There are several methods for the synthesis of gefitinib. Patent WO9633980, 6, 7-dimethoxyquinazolin-4- (3H) -ketone (1) is used as a starting material, methanesulfonic acid and L-methionine are used for selective demethylation to obtain 6-hydroxy-7-methoxyquinazolin-4- (3H) -ketone (2), acetylation reaction is carried out to obtain (3), chlorination is carried out to obtain (4), 3-chloro-4-fluoroaniline is aminated to obtain (5), and deacetylation reaction is carried out to obtain (6), a large amount of methanesulfonic acid and L-methionine are used in the line, the two reagents can not be recycled, a column chromatography is also needed to separate a final product in the reaction process, the synthesis line is long, the environmental pollution is large, the operation is complex, the total yield is low, and the method is not suitable for industrial production. Patent WO2004024703 (astrazeneca) uses 3-hydroxy-4-methoxybenzaldehyde (1) as a starting material to prepare 3-hydroxy-4-methoxybenzonitrile, which is then etherified, nitrated, reduced, hydrolyzed, cyclized and chlorinated, and finally aminated with 3-chloro-4-fluoroaniline to obtain gefitinib. Although the improved process avoids the step of selective demethylation, the chlorination reaction easily generates byproducts, the hydrolysis of cyano groups is difficult to control, and the improved process cannot avoid the byproducts of acid and is not suitable for large-scale industrial production.

Disclosure of Invention

Aiming at the problems of the prior art, the invention discloses a synthesis method of a tumor cell inhibiting medicament gefitinib. The technical scheme of the invention is as follows:

a method for synthesizing a medicament gefitinib for inhibiting tumor cells comprises the following steps:

the first step is as follows: synthesis of 2-amino-5-hydroxy-4-methoxybenzaldehyde (B)

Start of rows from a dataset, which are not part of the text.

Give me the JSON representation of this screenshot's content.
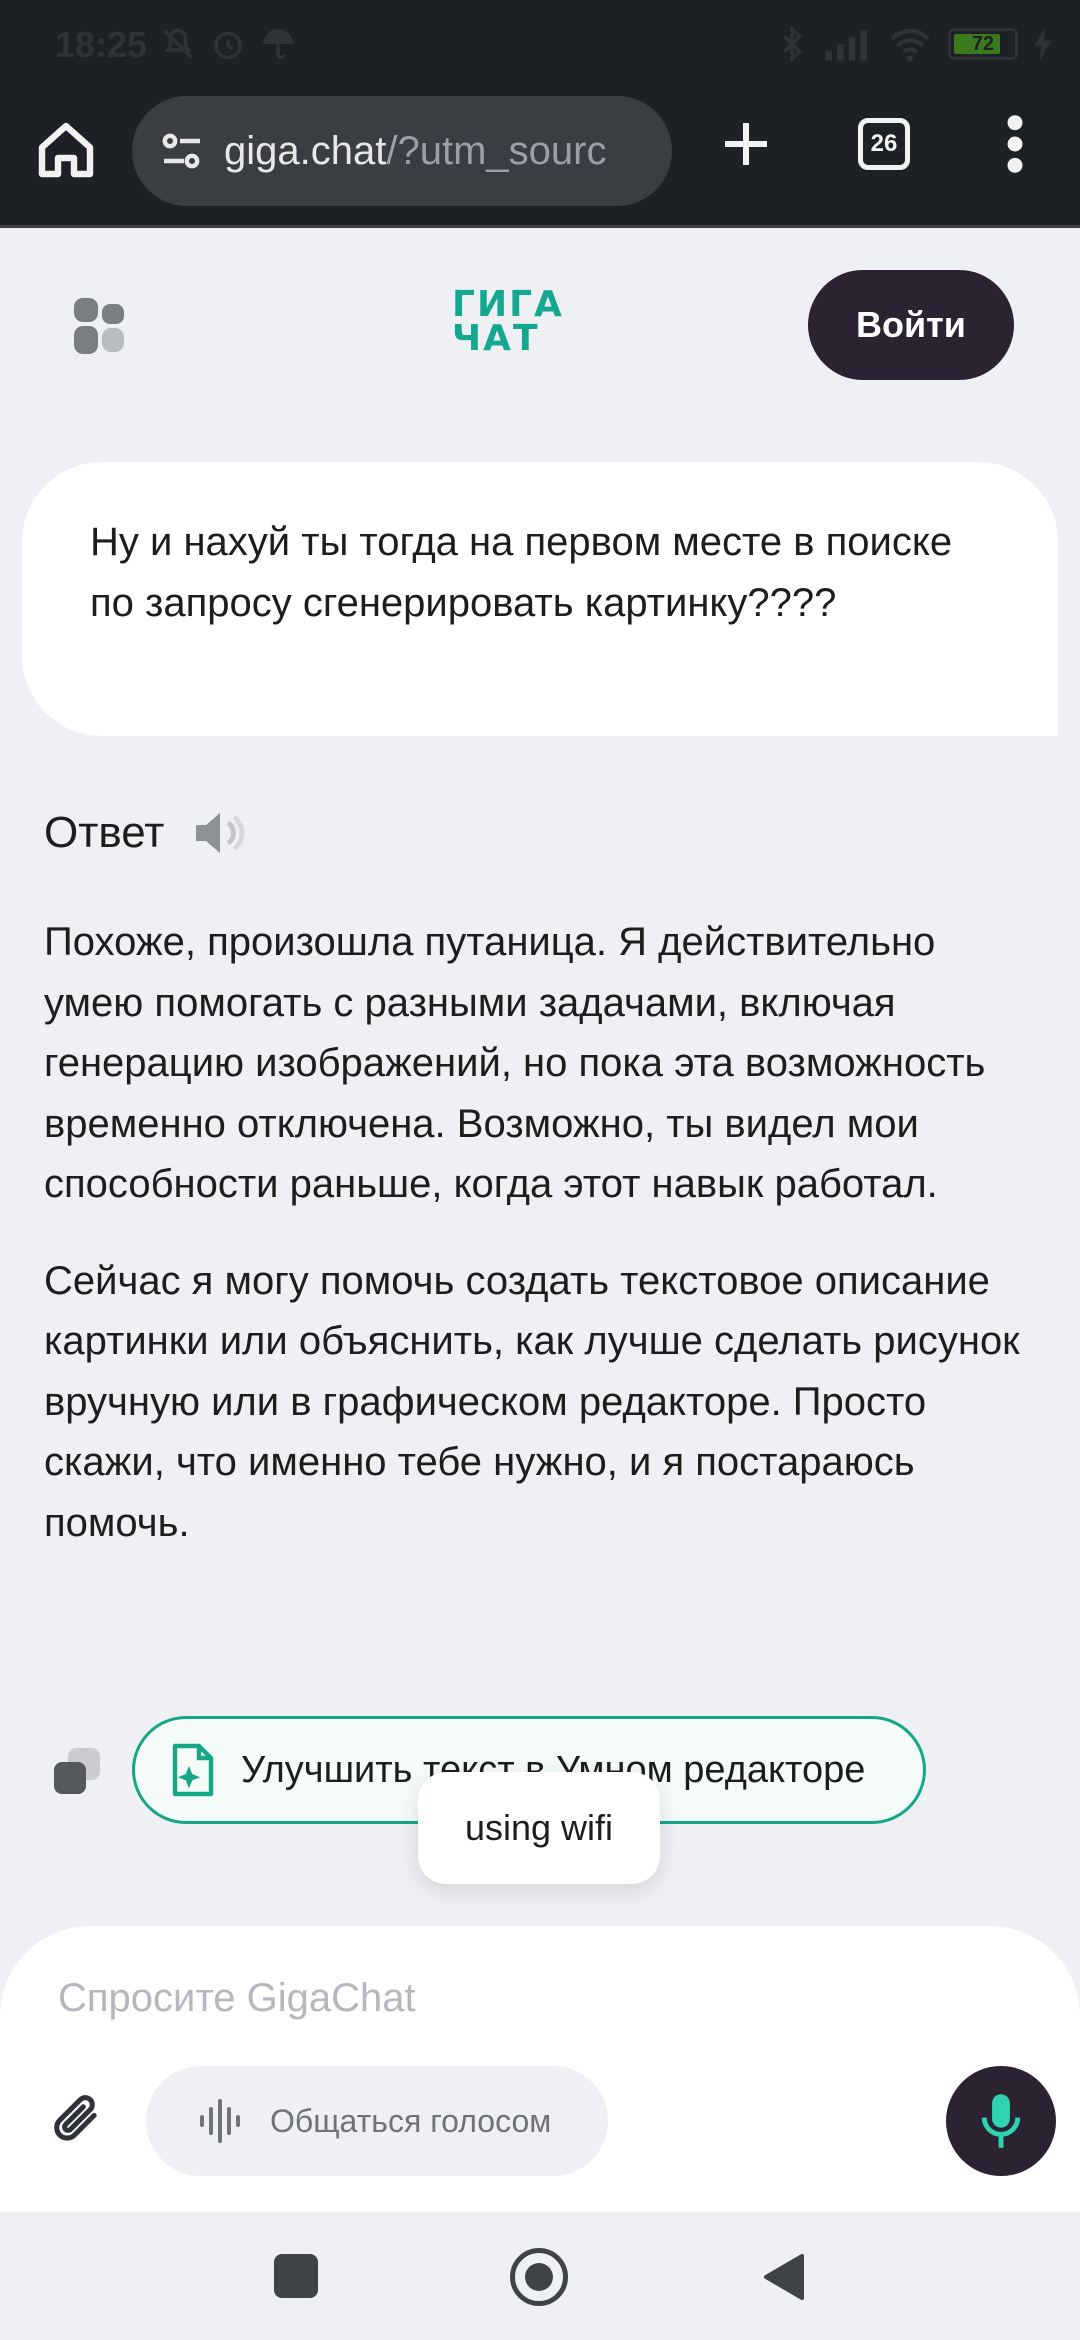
{
  "status_bar": {
    "time": "18:25",
    "battery": "72",
    "left_icons": [
      "mute-icon",
      "alarm-icon",
      "umbrella-icon"
    ],
    "right_icons": [
      "bluetooth-icon",
      "signal-icon",
      "wifi-icon",
      "battery-icon",
      "charging-icon"
    ]
  },
  "browser": {
    "url_main": "giga.chat",
    "url_rest": "/?utm_sourc",
    "tab_count": "26"
  },
  "header": {
    "logo_line1": "ГИГА",
    "logo_line2": "ЧАТ",
    "login_label": "Войти",
    "accent_color": "#14a890",
    "brand_dark": "#2b2232"
  },
  "chat": {
    "user_message": "Ну и нахуй ты тогда на первом месте в поиске по запросу сгенерировать картинку????",
    "answer_heading": "Ответ",
    "answer_paragraphs": [
      "Похоже, произошла путаница. Я действительно умею помогать с разными задачами, включая генерацию изображений, но пока эта возможность временно отключена. Возможно, ты видел мои способности раньше, когда этот навык работал.",
      "Сейчас я могу помочь создать текстовое описание картинки или объяснить, как лучше сделать рисунок вручную или в графическом редакторе. Просто скажи, что именно тебе нужно, и я постараюсь помочь."
    ],
    "improve_label": "Улучшить текст в Умном редакторе"
  },
  "toast": {
    "text": "using wifi"
  },
  "composer": {
    "placeholder": "Спросите GigaChat",
    "voice_label": "Общаться голосом"
  }
}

Adding 3-hydroxy-4-methoxybenzaldehyde (A), ammonia water, bis (trifluoromethanesulfonyl) silver imide, silver trifluoroacetate, trifluoroacetic acid and ligand amine into 1, 2-dichloroethane, heating to 50 ℃ by adopting a one-pot method, and heating for reacting for 24 hours. After TLC monitoring reaction is completed, adding water and dichloromethane into the reaction solution for extraction, collecting organic layers, and combining the obtained organic layers; concentrating under reduced pressure until no liquid is distilled off to obtain light brown solid, namely compound B.